Yes we’re out here to try new things and have adventures and go to far flung places. However, we believe there’s a line between intrepid travel and reckless travel and we do what we can not to cross that line.

This means reducing unnecessary risk whenever possible and being prepared to handle the risks we can’t avoid. We purify water with our SteriPEN. We secure our valuables with a whole range of Pacsafe anti-theft packs and locking systems. We protect our truck with Amsoil synthetic lubricants and we’ve armed it with a Mile Marker recovery winch and high-powered PIAA auxiliary lights. Our full arsenal of Adventure Medical Kits takes care of scrapes, bites and bruises.

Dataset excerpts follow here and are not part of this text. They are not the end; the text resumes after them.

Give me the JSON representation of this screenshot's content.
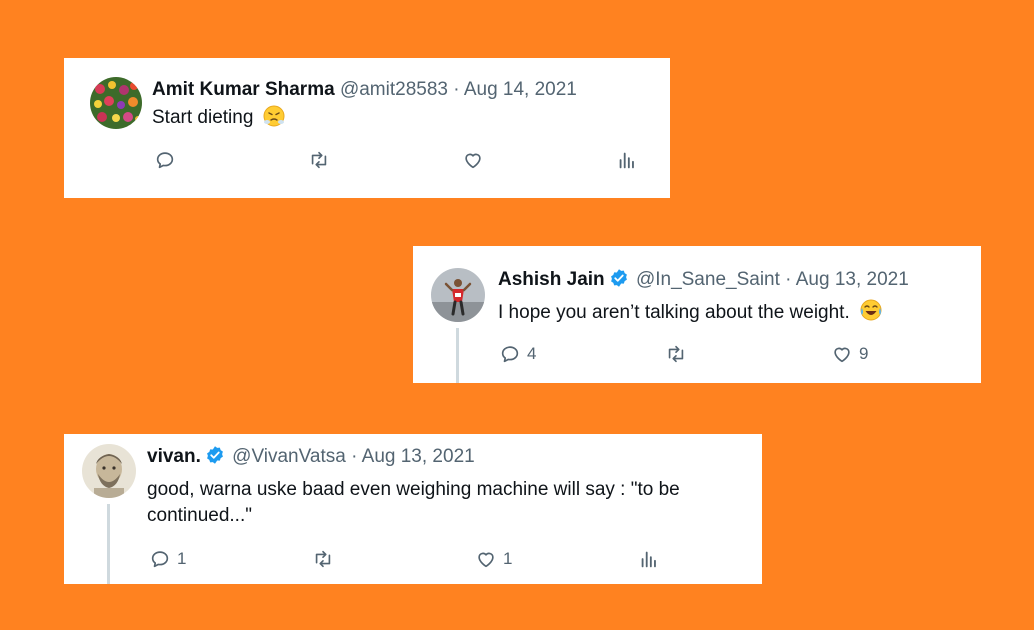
{
  "tweets": [
    {
      "name": "Amit Kumar Sharma",
      "handle": "@amit28583",
      "separator": "·",
      "date": "Aug 14, 2021",
      "text": "Start dieting",
      "emoji": "face-with-steam-from-nose",
      "verified": false,
      "actions": {
        "reply": "",
        "retweet": "",
        "like": "",
        "views": ""
      }
    },
    {
      "name": "Ashish Jain",
      "handle": "@In_Sane_Saint",
      "separator": "·",
      "date": "Aug 13, 2021",
      "text": "I hope you aren’t talking about the weight.",
      "emoji": "face-with-tears-of-joy",
      "verified": true,
      "actions": {
        "reply": "4",
        "retweet": "",
        "like": "9"
      }
    },
    {
      "name": "vivan.",
      "handle": "@VivanVatsa",
      "separator": "·",
      "date": "Aug 13, 2021",
      "text_line1": "good, warna uske baad even weighing machine will say : \"to be",
      "text_line2": "continued...\"",
      "verified": true,
      "actions": {
        "reply": "1",
        "retweet": "",
        "like": "1",
        "views": ""
      }
    }
  ],
  "colors": {
    "background": "#FF8220",
    "card": "#FFFFFF",
    "verified": "#1D9BF0",
    "secondary_text": "#536471"
  }
}
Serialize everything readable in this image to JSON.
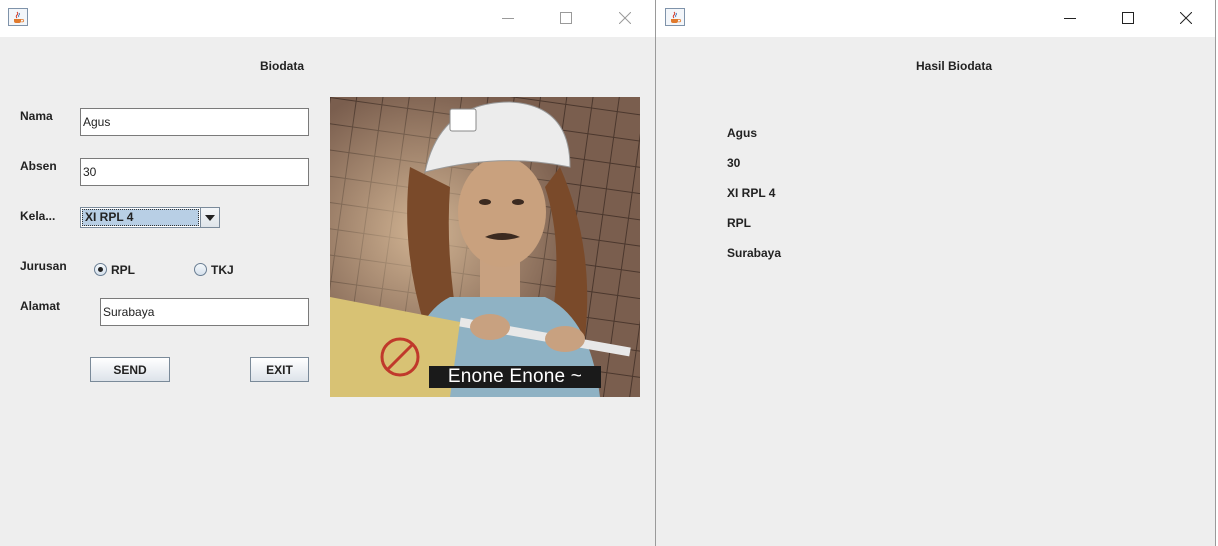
{
  "left_window": {
    "heading": "Biodata",
    "form": {
      "nama_label": "Nama",
      "nama_value": "Agus",
      "absen_label": "Absen",
      "absen_value": "30",
      "kelas_label": "Kela...",
      "kelas_value": "XI RPL 4",
      "jurusan_label": "Jurusan",
      "jurusan_options": [
        {
          "label": "RPL",
          "selected": true
        },
        {
          "label": "TKJ",
          "selected": false
        }
      ],
      "alamat_label": "Alamat",
      "alamat_value": "Surabaya"
    },
    "buttons": {
      "send": "SEND",
      "exit": "EXIT"
    },
    "image": {
      "caption": "Enone Enone ~",
      "icon": "meme-illustration"
    }
  },
  "right_window": {
    "heading": "Hasil Biodata",
    "results": [
      "Agus",
      "30",
      "XI RPL 4",
      "RPL",
      "Surabaya"
    ]
  },
  "icons": {
    "app": "java-app-icon",
    "minimize": "minimize-icon",
    "maximize": "maximize-icon",
    "close": "close-icon"
  },
  "colors": {
    "window_bg": "#eeeeee",
    "titlebar_bg": "#ffffff",
    "combo_selection": "#b8cfe5"
  }
}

But no matter how safe we try to be, serious accidents and illness can still happen. This is why we’re relieved to announce the newest Trans-Americas Journey team member: On Call International.

OCI_logo_rgb

They’ve just supplied us with Extended Stay emergency medical evacuation coverage  which will ensure that we get to the hospital of our choice for the best care possible no matter where or when medical trouble strikes. Bottom of the Copper Canyon? No problem. Amazon river? Yep. Galapagos Islands? No sweat.

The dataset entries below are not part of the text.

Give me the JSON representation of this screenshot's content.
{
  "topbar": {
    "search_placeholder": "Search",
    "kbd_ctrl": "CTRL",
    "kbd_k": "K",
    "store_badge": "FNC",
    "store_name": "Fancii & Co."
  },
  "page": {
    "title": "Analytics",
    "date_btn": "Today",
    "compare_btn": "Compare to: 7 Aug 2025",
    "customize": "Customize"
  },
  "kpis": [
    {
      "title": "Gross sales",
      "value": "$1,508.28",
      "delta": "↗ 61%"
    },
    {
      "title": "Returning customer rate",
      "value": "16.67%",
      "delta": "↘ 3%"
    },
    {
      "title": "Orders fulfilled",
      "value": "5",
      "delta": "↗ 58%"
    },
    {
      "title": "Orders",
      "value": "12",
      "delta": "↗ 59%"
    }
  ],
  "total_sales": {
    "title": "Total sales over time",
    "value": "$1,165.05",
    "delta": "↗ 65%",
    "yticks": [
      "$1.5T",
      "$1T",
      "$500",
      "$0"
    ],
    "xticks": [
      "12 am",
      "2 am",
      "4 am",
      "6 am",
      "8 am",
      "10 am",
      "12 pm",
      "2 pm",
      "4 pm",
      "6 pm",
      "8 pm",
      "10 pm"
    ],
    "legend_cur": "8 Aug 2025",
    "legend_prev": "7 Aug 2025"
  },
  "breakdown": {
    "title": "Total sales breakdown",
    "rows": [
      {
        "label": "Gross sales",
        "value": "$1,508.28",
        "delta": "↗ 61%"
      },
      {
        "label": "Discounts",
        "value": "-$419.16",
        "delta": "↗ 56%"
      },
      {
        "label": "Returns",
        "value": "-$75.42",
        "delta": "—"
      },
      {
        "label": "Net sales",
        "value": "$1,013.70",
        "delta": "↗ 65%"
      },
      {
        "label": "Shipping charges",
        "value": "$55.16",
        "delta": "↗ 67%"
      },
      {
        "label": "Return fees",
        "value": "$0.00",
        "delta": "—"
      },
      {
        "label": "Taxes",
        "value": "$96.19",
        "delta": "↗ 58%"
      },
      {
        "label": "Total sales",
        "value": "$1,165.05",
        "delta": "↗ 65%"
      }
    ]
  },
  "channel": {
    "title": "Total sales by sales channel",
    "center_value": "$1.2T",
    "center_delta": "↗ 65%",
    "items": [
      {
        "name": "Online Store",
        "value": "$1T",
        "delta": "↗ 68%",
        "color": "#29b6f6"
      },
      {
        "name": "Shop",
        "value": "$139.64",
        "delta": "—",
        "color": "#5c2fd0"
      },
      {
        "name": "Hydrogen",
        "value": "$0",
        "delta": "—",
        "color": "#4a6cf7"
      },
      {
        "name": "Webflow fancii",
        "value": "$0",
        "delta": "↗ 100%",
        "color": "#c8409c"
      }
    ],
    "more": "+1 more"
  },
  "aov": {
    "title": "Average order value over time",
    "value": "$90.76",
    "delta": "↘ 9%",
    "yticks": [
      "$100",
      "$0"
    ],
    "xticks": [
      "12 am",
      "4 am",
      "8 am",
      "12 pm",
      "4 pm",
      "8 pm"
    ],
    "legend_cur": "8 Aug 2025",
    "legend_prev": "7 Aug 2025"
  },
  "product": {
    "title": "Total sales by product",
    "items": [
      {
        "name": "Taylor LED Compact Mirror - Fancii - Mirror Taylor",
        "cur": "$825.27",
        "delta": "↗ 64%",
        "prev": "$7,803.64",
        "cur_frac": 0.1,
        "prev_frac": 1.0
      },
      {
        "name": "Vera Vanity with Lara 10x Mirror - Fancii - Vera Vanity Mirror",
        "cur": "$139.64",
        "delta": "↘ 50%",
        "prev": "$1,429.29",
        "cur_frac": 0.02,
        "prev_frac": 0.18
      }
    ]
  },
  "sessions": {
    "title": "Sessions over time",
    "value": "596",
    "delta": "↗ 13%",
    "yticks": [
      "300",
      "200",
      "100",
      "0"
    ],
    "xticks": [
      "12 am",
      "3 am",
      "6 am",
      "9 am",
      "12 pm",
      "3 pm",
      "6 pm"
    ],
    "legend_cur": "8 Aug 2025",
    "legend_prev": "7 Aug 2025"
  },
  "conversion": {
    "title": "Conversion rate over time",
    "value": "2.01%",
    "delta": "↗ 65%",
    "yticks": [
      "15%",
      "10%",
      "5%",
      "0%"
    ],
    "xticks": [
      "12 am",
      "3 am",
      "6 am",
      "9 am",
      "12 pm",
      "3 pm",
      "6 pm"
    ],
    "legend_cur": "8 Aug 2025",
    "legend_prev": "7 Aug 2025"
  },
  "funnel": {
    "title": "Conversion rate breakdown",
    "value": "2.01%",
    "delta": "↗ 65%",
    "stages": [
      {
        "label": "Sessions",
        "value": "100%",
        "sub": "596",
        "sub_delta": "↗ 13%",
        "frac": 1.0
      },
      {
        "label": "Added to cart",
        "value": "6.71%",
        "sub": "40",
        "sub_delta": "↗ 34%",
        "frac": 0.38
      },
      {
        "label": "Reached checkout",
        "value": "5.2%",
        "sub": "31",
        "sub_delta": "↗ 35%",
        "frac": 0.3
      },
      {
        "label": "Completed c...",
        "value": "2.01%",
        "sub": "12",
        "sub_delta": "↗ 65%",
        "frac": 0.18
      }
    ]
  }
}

On Call International has 7 million members and provides assistance 24/7  365 days a year. Last year they received more than 273,000 calls from members and handled almost 1,500 evacuations (this number really surprised us). They also fielded 1,700 calls to their unique nurse helpline which is staffed by US-licensed English speaking nurses who provide immediate medical advice and assessment on the phone. If we’re someplace where local medical care isn’t available or isn’t very desirable this service can help us determine how urgent our situation really is.

We have been incredibly lucky over the first three years of our Journey with nothing more serious than upset stomachs and head colds afflicting us and we have every reason to believe (and hope) that our good health will continue–particularly now that we don’t have to worry about what would happen if we’re wrong!